Here’s a nice Blog by Mora Morrison, who’s been helping the project this week. Thanks for your help Mora!
For as long as I can remember Jura has been a home to my family. After buying our cottage in Keils in 1986 we have enjoyed many good times here so, after seeing an advertisment for Jura Lives in Jura Jottings, I decided to volunteer for a week as a way of giving something back to the island, as well as gaining experience of interviews.
In my university course, International developement and sociology, I find discussion is dominated by global culture, religion and language and as a result I feel like it is tempting to learn about other cultures than your own. One evening I went with Jane to the Gaelic college on Islay to hear about a national project, Tobar an Dualchais and to share with them our progress. Listening to discussion on how best to preserve and present recordings the importance of such projects really struck me. As well as a way of celebrating communities, they can tie down Scottish heritage and act as an anchor during a rapid tide of globalisation. They can be enjoyed by locals and visitors alike and highlight those things that make Scotland Scotland.

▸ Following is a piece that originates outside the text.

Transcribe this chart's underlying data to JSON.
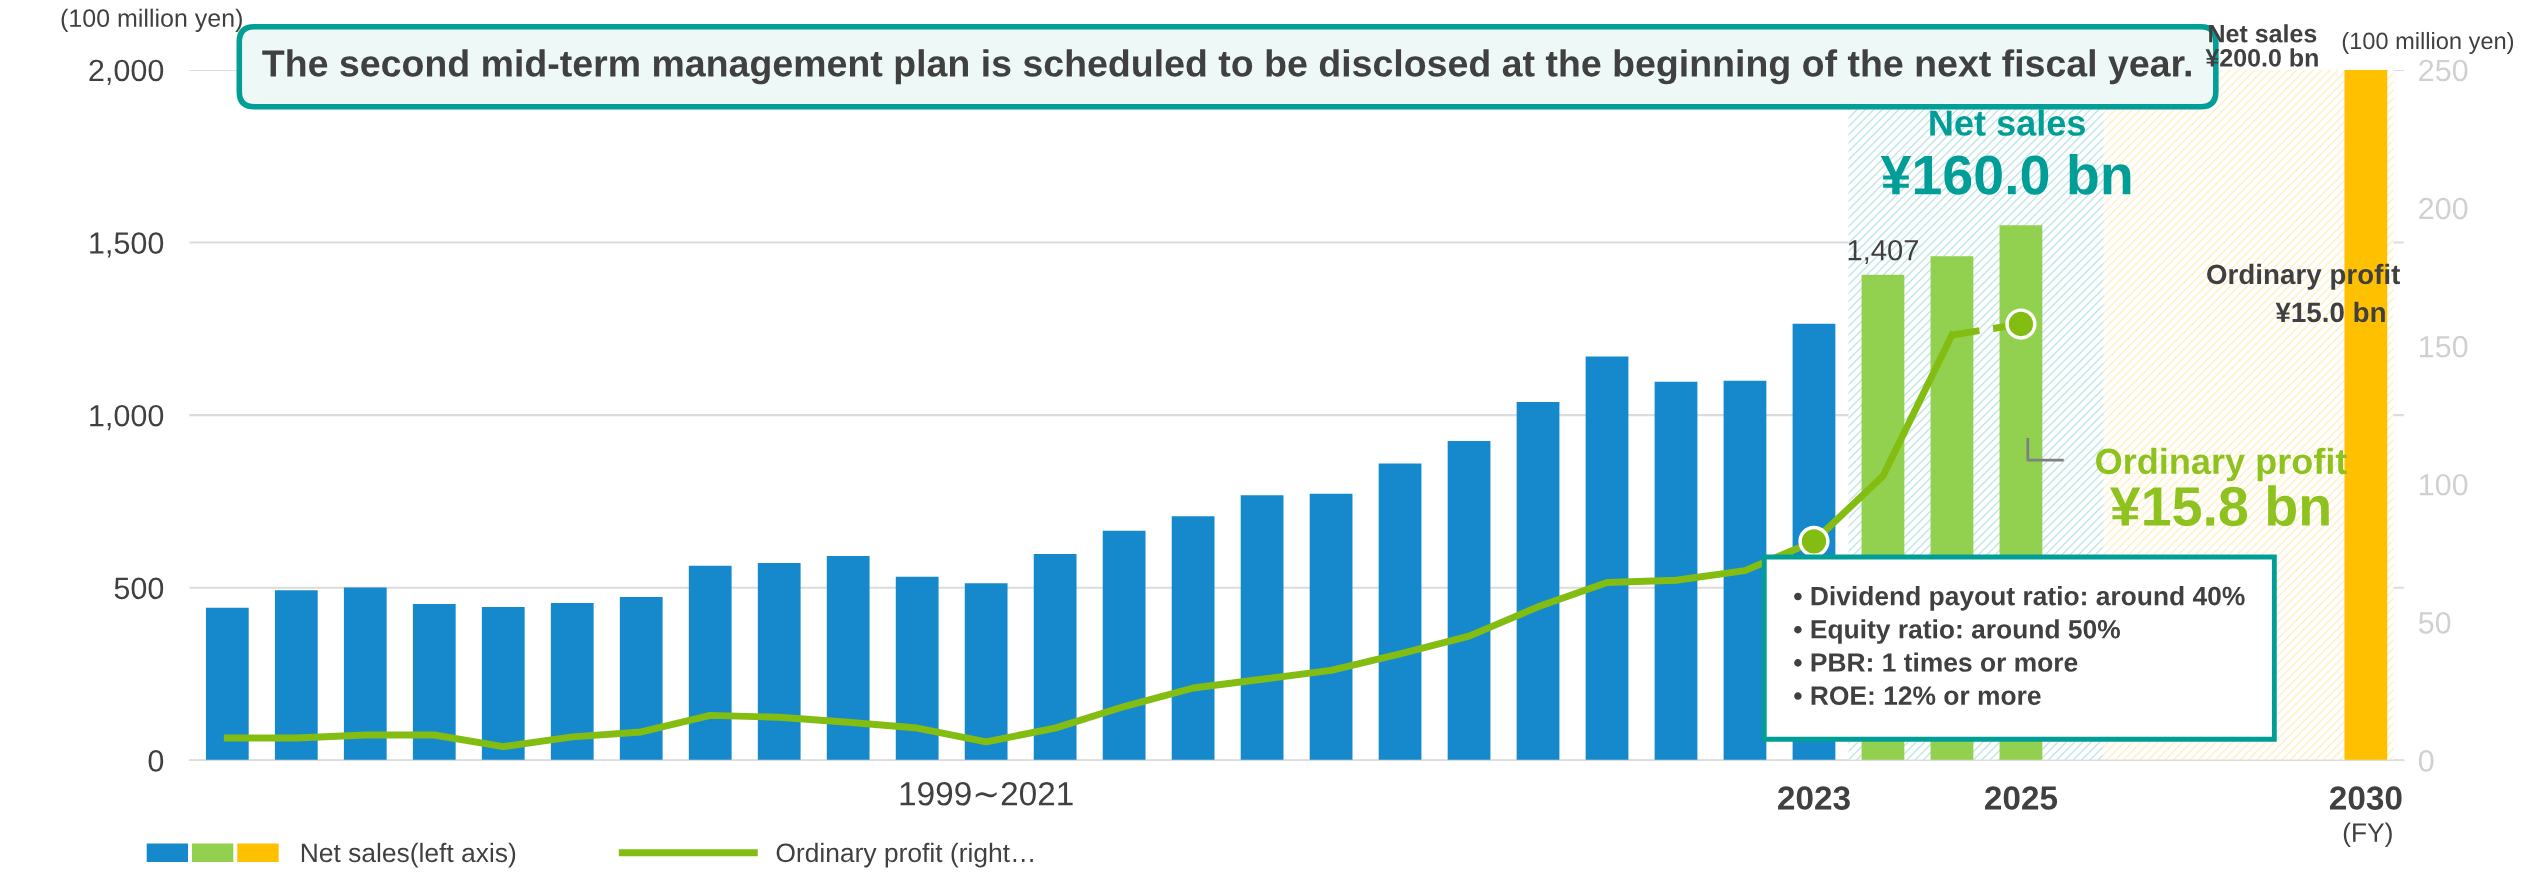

‘Jura Lives’ is committed to helping two community groups on the island as part of their funding agreement, one of which will be the church. There is a vintage photo exhibition in the church which shows how the island, and its inhabitants, have changed over the years. The tours of the island with a local guide on the Jura Bus stop at this exhibition, so it was decided that we should make a short sound installation to accompany the images. I was assigned the job of listening through some of the recordings from the comprehensive archive to pull out sounds that encapsulate the general atmosphere of the photos as you journey through the times. These include the crackling of fire, chatter, singing, peat digging, bag pipes, cattle and the soothing sounds of the sea. As much as the island has changed , or may change, to me these sounds collectively represent the island’s heartbeat, embodying all aspects of Jura; its people, buildings, animals, wildlife, work, celebrations, events, even weather.The recordings capture a mood, a way of thinking, and the background sounds of the moment they are recorded, allowing a future listener to really be back in that moment.
Working with this project has offered a wonderful insight into Jura, into how things have changed and the hopes for the future and, as a result, I come away not only with new skills but an enriched understanding of what makes this island so special.